B. Retroactive Application of Legislative Change
The trial court imposed a five-year sentencing enhancement because Parker had a prior serious felony conviction. (Pen. Code, § 667, subd. (a)(1).) “In compliance with subdivision (b) of Section 1385, any person convicted of a serious felony who previously has been convicted of a serious felony . . . shall receive . . . a five-year enhancement for each such prior conviction . . . . The terms of the present offense and each enhancement shall run consecutively.” (Pen. Code, § 667, subd. (a)(1).)
Prior to January 1, 2019, a trial court’s discretion was severely restricted: “This section does not authorize a judge to strike any prior conviction of a serious felony for purposes of enhancement of a sentence under Section 667.” (Pen. Code, § 1385, subd. (b).) However, the Legislature recently amended the statute. (Stats. 2018, ch. 1013, § 2.) The law now provides: “If the court has the authority . . . to strike or dismiss an enhancement, the court may instead strike the additional punishment for that enhancement in the furtherance of justice . . . .” (Pen. Code, § 1385, subd. (b)(1).)
Parker argues that the amended version of section 1385, subdivision (b) applies retroactively because his case is not yet final on appeal. (See In re Estrada (1965) 63 Cal.2d 740.) The Attorney General concedes the issue and we agree; therefore, we remand the matter to the trial court for its consideration. Of course, we take no position on the merits.
C. Great Bodily Injury Enhancements
At sentencing, the trial court exercised its discretion to strike the two alleged great bodily injury enhancements. (Pen. Code, § 12022.7, subd. (e).) Parker contends that it is not clear whether the court intended to strike the enhancements, which affects his conduct credits, or whether the court intended to strike only the punishment for the enhancements. (See In re Pacheco (2007) 155 Cal.App.4th 1439.)
We agree with the Attorney General that the trial court apparently intended to strike only the punishment for the enhancements. But because we are remanding the matter for another reason, and out of an abundance of caution, we direct the court to clarify the record. We also direct the court to amend the abstract of judgment to show the fees and assessments for each conviction, rather than one total amount, as pointed out by the Attorney General. (Pen. Code, § 1465.8; Gov. Code, § 70373.)
III
DISPOSITION
The matter is remanded to the trial court to consider whether to exercise its discretion to strike the five-year punishment for Parker’s prior serious felony conviction. (Pen.

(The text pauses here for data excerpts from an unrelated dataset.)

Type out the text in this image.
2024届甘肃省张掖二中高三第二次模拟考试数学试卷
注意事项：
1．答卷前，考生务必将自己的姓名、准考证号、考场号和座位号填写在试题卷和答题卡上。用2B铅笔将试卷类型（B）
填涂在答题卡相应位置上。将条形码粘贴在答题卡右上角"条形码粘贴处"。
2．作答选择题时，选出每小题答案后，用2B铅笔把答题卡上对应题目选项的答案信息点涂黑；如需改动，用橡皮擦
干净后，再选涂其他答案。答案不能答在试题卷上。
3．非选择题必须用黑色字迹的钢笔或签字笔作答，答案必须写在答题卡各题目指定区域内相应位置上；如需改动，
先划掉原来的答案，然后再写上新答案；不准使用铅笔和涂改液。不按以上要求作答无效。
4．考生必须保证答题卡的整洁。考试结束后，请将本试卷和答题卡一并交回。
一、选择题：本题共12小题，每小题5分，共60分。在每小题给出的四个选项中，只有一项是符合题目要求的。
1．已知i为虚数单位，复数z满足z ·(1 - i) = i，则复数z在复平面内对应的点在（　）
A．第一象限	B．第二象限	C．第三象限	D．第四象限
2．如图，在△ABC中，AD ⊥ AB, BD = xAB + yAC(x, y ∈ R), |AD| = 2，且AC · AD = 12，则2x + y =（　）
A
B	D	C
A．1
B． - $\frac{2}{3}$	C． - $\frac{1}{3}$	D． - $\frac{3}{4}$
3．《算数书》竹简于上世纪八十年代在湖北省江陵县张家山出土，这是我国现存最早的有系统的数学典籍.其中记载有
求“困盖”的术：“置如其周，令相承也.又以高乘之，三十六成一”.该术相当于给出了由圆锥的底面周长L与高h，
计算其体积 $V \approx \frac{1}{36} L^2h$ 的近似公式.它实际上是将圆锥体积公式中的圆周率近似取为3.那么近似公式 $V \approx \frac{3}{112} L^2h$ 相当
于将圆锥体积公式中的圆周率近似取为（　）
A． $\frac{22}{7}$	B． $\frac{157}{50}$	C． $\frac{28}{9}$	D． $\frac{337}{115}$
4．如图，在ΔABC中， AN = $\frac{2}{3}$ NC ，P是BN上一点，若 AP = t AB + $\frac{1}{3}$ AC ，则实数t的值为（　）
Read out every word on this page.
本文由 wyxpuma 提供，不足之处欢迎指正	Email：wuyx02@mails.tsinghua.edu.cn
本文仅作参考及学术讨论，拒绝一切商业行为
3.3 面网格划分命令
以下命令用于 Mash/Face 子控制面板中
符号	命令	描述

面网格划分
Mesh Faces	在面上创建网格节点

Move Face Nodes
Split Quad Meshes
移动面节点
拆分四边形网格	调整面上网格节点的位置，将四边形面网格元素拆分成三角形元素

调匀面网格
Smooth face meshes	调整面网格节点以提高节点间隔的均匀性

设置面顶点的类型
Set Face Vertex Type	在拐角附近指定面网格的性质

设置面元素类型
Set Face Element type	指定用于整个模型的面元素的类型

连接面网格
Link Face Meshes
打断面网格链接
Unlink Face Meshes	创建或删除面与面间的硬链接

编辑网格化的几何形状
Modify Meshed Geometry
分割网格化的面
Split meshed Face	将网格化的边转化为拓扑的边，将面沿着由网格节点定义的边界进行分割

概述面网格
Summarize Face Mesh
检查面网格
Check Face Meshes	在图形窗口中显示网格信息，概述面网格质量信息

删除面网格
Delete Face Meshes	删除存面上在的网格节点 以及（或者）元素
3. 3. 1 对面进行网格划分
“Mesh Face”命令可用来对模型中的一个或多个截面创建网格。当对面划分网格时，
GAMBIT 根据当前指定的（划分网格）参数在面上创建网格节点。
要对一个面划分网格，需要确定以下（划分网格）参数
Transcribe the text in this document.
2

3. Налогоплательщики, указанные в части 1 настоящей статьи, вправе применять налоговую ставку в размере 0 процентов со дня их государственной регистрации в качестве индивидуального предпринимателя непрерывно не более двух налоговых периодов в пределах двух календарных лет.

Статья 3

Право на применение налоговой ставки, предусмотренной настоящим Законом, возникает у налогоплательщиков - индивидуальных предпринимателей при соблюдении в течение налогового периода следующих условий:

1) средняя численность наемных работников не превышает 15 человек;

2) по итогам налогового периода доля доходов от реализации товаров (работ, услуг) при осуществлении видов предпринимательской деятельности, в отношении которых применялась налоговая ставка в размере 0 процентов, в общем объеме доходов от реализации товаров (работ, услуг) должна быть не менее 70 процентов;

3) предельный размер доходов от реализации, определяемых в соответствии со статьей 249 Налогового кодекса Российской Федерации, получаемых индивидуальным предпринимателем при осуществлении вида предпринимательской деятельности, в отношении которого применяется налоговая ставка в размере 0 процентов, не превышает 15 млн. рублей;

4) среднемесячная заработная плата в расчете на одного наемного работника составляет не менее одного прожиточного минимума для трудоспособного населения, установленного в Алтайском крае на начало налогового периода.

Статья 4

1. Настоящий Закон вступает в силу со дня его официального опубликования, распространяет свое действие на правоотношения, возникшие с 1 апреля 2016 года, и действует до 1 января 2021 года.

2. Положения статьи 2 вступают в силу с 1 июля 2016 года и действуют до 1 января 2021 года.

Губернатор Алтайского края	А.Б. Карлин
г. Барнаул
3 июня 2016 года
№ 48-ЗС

Code, §§ 667, 1385, subd. (b)(1).) The court is directed to clarify the record as discussed within this opinion. The court is further directed to prepare an amended abstract of judgment and to forward a certified copy to the Department of Corrections and Rehabilitation.
In all other respects, the judgment is affirmed.
MOORE, ACTING P. J.
WE CONCUR:
ARONSON, J.
GOETHALS, J.
[1] All further undesignated statutory references will be to the Evidence Code.
[2] Parker is not challenging the sufficiency of the evidence; therefore, we need only briefly summarize the facts, construing them “‘in the light most favorable to the judgment.’” (People v. Curl (2009) 46 Cal.4th 339, 342, fn. 3.)
[3] The prosecution initially objected on hearsay grounds, but then withdrew the objection.
[4] We note that attorneys—in the spirit of comity—often allow an opposing witness to testify out of order without objection. Generally, we see nothing “ineffective” in extending this courtesy.